The study of El Ouaamari et al. represents a substantial advance because it provides a plausible connection between miRNAs and a critical β-cell signaling pathway, linked to cell proliferation and apoptosis. Yet, there are significant caveats: e.g., much of the evidence presented by El Ouaamari et al. is based on experiments involving substantial overexpression (∼500 fold) of miR-375 in β-cell lines. It will therefore be essential to confirm these results in a more physiological setting, ideally in mice bearing selective ablation of the miR-375 gene in β-cells. In fact, German and colleagues (13) recently generated mouse models in which miRNA generation is globally blocked through deletion of a conditional Dicer allele. When Dicer was deleted at an early stage of pancreas development (using the Pdx-1 promoter), serious developmental defects were observed in all pancreatic cell types, consistent with a critical role for miRNAs during pancreas development. When Dicer was deleted later in development (using the insulin promoter), little effect was seen either on pancreas morphology or on β-cell maintenance, which is perhaps surprising in view of the fact that these β-cells are expected to lack all miRNAs. Although these results clearly underscore the importance of miRNAs during development (14), they leave open the precise role in the adult islet and emphasize the need for detailed studies on mice lacking miR-375. Unpublished results (cited in ref. 15), indicate that mice lacking miR-375 are hyperglycemic, perhaps as a result of reduced β-cell mass. Whether this is a result of a developmental defect or an impairment in the function of mature β-cells remains to be established.

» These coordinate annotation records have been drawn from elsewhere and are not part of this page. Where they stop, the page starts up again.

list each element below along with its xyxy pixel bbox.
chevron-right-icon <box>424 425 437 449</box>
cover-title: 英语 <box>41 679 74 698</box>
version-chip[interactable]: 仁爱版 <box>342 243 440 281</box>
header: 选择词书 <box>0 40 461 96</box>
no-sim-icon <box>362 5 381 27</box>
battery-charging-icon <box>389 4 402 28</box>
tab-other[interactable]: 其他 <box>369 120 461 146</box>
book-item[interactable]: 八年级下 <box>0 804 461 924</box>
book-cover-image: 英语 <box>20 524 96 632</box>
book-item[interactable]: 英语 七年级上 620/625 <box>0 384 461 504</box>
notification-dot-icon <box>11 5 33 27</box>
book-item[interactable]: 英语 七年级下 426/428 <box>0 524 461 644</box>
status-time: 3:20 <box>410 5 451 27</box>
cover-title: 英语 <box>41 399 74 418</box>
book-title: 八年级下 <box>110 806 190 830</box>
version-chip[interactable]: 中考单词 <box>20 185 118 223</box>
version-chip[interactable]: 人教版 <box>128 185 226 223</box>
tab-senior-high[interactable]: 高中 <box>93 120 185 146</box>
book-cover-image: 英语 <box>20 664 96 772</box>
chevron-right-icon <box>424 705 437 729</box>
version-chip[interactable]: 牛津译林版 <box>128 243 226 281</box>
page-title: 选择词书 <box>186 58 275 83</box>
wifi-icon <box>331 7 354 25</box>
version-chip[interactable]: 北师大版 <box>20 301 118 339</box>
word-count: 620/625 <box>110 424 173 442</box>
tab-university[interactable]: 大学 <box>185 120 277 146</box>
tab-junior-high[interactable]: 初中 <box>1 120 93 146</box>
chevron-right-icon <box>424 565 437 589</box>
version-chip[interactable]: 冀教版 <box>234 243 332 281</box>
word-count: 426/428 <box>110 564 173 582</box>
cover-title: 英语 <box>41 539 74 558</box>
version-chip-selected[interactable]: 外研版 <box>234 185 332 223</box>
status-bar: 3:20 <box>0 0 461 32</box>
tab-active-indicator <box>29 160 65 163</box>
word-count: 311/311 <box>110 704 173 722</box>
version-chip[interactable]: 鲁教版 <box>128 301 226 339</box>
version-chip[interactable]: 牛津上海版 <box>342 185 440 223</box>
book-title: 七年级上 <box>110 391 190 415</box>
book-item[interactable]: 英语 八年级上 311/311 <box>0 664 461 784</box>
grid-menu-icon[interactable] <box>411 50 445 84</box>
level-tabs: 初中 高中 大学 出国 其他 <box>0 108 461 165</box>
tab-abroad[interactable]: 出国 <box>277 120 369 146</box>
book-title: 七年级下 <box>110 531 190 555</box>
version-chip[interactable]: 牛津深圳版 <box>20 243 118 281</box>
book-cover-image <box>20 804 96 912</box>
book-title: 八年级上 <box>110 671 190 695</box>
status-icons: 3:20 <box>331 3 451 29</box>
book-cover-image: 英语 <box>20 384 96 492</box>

How is miR-375 expression controlled ? El Ouaamari et al. propose glucose as one factor, an intriguing idea given the central role of glucose in β-cell function and the notion that glucose may play an important role in driving the compensatory β-cell hyperplasia characteristic of the insulin-resistant state (16). Thus, miR-375 may be involved in mediating the β-cell proliferation observed in pregnancy and obesity. Additional regulators of miR-375 expression are suggested by the work of Keller et al. (17), who recently identified conserved sites near the miR-375 gene as potential targets of the critical pancreas transcription factors Pdx-1 and NeuroD1, hinting that miR-375 may be an important player in the network of interacting transcription factors that control pancreas development and maintenance (18).

Clearly, the study of El Ouaamari et al. represents one piece of a large and complex emerging puzzle. It will be important to identify additional targets of miR-375 and other miRNAs expressed in β-cells (19,20) and to establish how they function in developing and mature cells. The interactions of miRNAs with transcription factor networks are likely to provide valuable clues. Finally, fueled by the links between miRNAs and human disease, powerful tools are being developed to improve detection and manipulation of miRNAs (7). Though a “smoking gun” directly linking miRNAs to diabetes has yet to be uncovered, it seems likely that further research in this area may lead to significant new diagnostic and therapeutic approaches to diabetes.